Wren leaped to her feet excitedly. “May I go with you? I would like to—”

“No.”

Her face fell. “But—”

“No, Wren. The families of the dead will be torn with grief, and saying many things they do not mean. It is not a time for outsiders. As Headman, I must go. It is my duty to try to understand what happened here today. If I did not have to, I would leave them to navigate their sorrows by themselves.” He gestured to the door. “Besides, don’t you have a Teaching this afternoon with Bogbean? I heard her say this morning that she would be showing you how to make wooden bowls.”

Wren’s shoulders slumped. “I truly hate her Teachings, Uncle. She doesn’t like me. She always asks me questions I can’t answer, and the other children laugh at me.”

Blue Raven rose to his feet and propped his hands on his hips. “That tells me that you are not listening very carefully, Wren.

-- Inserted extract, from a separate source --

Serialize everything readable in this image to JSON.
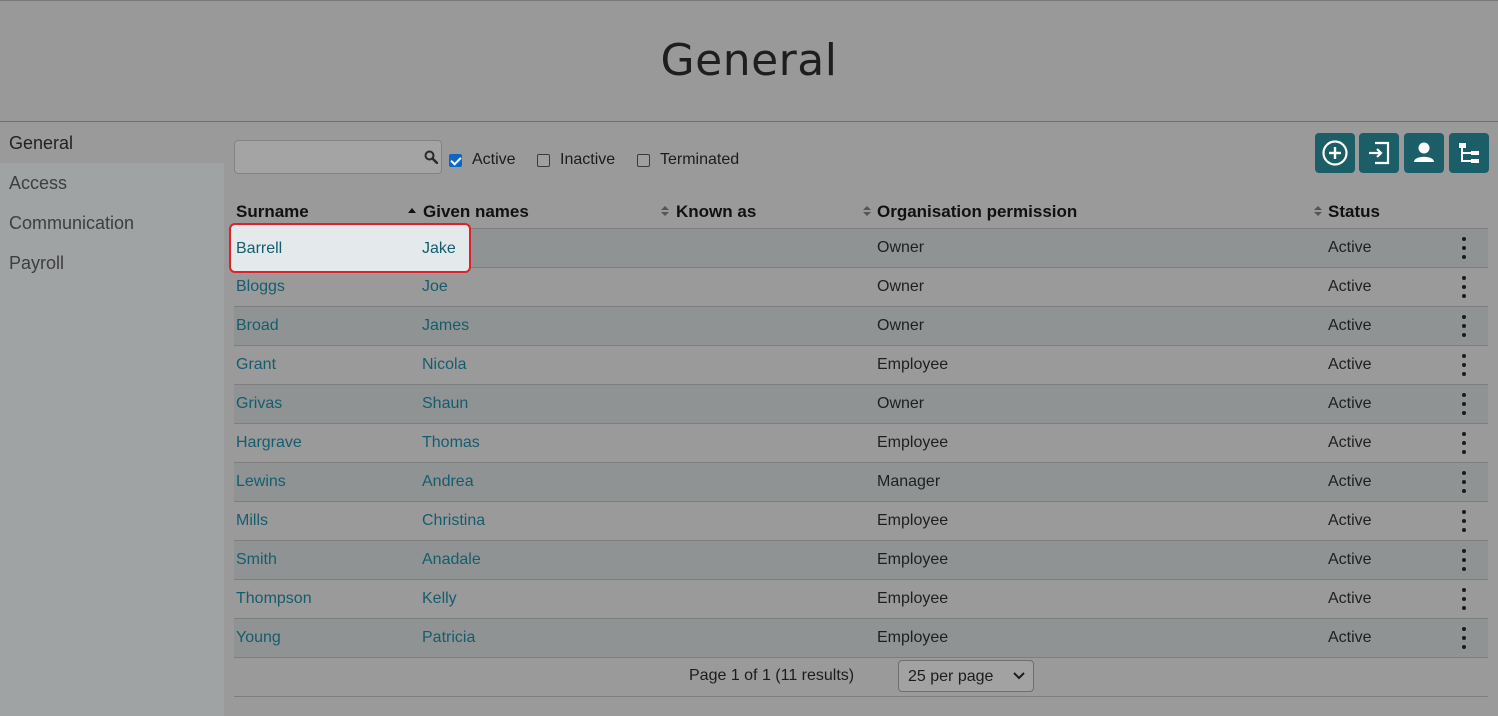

You must learn these things, for your own good, as well as the good of our clan. What would happen if our village was attacked and you were the only one left to care for the sick and injured? If you soul-float during all of your Teachings, you will not be able to help them. They will die, and whose fault do you imagine it will be?”

Wren scuffed the toe of her moccasin against the floor. “The person’s who shot them.”

Blue Raven’s mouth quirked.

“I’m sorry, Uncle,” Wren said. “I will try. I promise. But will you tell me later what you find out about Mossybill and Skullcap? I wish to know if the False Face Child is a murderer.”